Décision publiée le 26.09.2012
Plaintes non fondées

Le Jury de Déontologie Publicitaire,

– Après examen des éléments constituant le dossier de plainte,

– après avoir entendu le représentant de la compagnie de théâtre,

– et, après en avoir délibéré, hors la présence des parties,

rend la décision suivante :

1.Les faits

Le Jury de Déontologie Publicitaire a été saisi, les 13 et 15 juin 2012, de plusieurs plaintes émanant de particuliers, afin qu’il se prononce sur la conformité aux règles déontologiques en vigueur, d’une affiche publicitaire également visible sur Internet, en faveur de la compagnie de théâtre, pour son nouveau spectacle.

Le visuel en cause montre un cheval pendu par le cou à une corde, sur fond de décor de plaine d’ouest américain. Sur la gauche de cette image, figurent les dates et lieu de la représentation.
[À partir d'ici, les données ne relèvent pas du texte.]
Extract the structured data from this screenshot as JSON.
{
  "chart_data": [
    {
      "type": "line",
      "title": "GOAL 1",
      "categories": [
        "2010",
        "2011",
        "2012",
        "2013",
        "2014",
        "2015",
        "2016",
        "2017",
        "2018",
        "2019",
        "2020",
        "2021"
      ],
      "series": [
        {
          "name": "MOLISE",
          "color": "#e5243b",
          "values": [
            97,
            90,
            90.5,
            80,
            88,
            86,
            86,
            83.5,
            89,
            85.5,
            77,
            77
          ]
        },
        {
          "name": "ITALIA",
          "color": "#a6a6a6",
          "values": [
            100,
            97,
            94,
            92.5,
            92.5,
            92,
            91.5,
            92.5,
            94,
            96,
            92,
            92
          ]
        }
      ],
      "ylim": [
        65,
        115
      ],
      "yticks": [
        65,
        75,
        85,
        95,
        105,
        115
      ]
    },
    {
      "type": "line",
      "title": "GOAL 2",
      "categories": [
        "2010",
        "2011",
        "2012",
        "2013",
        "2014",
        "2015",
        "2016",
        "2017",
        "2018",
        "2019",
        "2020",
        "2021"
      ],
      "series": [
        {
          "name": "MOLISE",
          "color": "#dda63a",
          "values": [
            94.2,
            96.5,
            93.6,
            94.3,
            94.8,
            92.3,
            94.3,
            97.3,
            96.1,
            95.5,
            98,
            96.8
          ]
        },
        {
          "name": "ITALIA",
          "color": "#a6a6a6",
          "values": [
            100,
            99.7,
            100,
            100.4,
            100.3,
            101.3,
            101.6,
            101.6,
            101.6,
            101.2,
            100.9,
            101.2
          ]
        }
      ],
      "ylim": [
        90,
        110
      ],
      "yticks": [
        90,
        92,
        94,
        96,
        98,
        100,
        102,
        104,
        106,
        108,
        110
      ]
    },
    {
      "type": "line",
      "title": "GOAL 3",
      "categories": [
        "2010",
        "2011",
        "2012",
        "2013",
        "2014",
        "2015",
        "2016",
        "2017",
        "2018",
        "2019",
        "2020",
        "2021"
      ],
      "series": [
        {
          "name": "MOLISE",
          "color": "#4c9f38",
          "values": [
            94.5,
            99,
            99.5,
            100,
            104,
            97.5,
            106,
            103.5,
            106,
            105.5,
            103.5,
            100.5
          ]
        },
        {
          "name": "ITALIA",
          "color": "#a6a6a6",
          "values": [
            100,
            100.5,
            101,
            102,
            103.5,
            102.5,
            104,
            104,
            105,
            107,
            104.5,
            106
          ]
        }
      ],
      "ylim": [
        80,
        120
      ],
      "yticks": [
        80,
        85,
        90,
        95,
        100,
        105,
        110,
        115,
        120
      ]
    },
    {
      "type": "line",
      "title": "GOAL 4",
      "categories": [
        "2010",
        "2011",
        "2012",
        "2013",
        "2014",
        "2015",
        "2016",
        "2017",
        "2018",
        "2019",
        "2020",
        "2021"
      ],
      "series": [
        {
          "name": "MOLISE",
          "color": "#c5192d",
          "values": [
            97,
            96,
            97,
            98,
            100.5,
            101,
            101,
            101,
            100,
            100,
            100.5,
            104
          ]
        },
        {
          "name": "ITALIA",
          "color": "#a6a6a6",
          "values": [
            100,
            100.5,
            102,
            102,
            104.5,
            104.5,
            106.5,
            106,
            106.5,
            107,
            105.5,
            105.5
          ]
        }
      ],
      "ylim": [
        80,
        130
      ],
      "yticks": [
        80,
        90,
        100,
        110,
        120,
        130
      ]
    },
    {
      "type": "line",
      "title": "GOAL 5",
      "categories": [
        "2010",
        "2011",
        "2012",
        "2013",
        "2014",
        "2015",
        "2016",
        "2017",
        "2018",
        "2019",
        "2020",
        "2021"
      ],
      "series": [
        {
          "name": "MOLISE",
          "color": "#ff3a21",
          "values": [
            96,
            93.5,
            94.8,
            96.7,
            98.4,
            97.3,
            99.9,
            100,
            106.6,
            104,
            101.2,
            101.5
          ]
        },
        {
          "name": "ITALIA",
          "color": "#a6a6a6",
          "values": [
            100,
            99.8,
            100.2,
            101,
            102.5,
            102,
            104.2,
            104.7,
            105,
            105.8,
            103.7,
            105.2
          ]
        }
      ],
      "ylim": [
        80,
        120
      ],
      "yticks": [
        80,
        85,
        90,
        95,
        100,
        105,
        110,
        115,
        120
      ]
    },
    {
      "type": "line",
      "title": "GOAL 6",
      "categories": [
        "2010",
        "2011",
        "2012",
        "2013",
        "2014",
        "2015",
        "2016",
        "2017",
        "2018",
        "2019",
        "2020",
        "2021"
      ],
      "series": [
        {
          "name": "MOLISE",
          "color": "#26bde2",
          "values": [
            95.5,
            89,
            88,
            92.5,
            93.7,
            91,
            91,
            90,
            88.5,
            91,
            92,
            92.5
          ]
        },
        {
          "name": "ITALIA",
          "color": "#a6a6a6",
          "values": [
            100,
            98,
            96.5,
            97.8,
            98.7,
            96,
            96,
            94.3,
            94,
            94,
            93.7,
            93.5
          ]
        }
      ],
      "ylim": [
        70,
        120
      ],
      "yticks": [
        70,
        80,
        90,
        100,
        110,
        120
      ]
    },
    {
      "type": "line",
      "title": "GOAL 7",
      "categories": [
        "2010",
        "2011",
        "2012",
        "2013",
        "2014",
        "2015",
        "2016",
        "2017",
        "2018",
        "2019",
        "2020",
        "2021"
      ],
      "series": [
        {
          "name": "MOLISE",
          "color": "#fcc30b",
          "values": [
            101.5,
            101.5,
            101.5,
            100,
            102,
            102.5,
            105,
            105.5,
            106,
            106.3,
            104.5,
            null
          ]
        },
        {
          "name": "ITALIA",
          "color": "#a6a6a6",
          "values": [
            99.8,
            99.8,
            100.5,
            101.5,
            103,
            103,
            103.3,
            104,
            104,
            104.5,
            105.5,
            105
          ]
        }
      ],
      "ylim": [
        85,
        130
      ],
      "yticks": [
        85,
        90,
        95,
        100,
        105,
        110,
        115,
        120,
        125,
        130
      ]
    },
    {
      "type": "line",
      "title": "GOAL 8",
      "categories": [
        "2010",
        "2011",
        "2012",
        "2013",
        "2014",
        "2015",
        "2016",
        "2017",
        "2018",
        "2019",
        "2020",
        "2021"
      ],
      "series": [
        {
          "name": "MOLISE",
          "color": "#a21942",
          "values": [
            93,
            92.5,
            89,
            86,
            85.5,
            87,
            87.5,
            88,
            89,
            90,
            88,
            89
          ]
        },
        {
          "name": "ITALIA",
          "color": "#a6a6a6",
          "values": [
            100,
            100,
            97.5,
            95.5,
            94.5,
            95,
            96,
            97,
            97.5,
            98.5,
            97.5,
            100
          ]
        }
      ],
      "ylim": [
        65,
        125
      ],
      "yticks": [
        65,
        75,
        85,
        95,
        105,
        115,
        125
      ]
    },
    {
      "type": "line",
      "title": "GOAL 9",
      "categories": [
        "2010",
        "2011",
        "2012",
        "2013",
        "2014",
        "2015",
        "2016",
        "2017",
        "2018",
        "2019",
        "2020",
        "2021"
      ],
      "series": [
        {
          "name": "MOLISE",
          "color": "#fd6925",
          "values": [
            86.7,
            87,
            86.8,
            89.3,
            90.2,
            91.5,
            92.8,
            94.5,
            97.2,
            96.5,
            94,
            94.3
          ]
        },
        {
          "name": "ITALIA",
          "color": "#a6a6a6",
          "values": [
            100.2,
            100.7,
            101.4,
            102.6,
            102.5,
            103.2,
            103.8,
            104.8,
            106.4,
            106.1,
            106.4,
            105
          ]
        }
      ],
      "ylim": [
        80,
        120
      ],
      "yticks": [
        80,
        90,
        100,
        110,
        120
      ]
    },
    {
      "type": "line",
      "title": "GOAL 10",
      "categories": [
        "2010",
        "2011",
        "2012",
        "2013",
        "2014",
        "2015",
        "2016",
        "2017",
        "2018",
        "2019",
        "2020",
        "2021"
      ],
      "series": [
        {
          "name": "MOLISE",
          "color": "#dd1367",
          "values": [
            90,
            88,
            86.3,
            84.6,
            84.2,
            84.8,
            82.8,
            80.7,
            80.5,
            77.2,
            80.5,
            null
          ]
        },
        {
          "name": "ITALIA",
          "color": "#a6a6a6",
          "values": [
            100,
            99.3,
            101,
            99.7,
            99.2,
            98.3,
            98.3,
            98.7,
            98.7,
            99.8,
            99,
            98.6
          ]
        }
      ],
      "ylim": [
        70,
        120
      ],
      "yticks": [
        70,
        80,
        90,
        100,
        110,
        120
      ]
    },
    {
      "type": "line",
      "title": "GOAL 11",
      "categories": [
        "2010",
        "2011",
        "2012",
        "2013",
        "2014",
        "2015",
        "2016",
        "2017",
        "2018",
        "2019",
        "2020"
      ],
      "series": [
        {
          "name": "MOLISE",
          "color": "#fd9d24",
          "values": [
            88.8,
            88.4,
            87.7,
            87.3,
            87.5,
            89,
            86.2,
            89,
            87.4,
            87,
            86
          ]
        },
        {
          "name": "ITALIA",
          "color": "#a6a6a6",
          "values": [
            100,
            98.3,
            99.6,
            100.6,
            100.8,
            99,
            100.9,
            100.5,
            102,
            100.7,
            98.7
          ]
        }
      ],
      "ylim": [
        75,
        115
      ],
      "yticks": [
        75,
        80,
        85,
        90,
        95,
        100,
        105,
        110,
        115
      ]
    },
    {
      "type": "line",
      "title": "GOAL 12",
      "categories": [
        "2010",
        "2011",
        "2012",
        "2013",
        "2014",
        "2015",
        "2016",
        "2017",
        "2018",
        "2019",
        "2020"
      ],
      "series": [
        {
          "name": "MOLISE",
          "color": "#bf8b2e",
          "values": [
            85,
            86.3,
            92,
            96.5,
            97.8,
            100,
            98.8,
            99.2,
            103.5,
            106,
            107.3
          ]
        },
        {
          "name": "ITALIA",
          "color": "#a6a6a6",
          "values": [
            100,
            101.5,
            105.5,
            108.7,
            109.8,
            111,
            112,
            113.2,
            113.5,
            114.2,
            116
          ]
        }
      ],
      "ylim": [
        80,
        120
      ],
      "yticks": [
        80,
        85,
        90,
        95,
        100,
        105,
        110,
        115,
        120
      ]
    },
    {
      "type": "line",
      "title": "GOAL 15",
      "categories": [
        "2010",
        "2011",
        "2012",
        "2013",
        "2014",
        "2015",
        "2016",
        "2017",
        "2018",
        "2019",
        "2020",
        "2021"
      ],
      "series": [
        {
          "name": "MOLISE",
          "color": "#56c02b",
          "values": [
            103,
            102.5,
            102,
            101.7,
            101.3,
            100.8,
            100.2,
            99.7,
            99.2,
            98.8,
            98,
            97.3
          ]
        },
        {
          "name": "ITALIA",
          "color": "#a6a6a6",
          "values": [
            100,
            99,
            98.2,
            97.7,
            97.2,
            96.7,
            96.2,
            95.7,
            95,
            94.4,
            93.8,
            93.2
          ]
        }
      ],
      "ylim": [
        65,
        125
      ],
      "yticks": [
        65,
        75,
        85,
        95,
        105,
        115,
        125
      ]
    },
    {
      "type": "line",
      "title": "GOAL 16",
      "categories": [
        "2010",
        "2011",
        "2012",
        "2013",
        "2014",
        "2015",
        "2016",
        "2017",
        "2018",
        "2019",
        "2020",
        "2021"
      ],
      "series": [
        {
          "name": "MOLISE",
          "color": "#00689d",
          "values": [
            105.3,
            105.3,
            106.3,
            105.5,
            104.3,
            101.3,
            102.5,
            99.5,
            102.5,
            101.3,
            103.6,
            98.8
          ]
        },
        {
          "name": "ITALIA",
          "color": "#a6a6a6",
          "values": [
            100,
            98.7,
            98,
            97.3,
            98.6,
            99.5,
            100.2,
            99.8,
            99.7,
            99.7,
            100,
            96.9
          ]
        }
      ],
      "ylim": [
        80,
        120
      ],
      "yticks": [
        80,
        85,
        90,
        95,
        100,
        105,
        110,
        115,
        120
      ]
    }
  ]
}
2.Les arguments des parties 

Les plaignants considèrent que cette affiche est violente car elle représente un acte de cruauté envers un animal, mort par strangulation. Ils estiment qu’elle est choquante, qu’elle  banalise la haine envers les animaux, et de ce fait, incite à de tels comportements.

Leurs plaintes expriment la conviction que de telles images et initiatives contribuent à banaliser la souffrance des êtres vivants que sont les animaux, en prenant à la légère leurs vies et leur capacité d’être affectés.

Selon les plaignants, l’utilisation de l’image d’un cheval pendu qui est « horrible (…) inconfortable et contrariante »  va à l’encontre du bon sens.

Ils soulignent qu’à l’heure actuelle, un ample courant abolitionniste met en œuvre une vaste communication, en France et partout dans le monde, pour que les animaux soient enfin reconnus en tant qu’êtres vivants égaux aux humains et respectés.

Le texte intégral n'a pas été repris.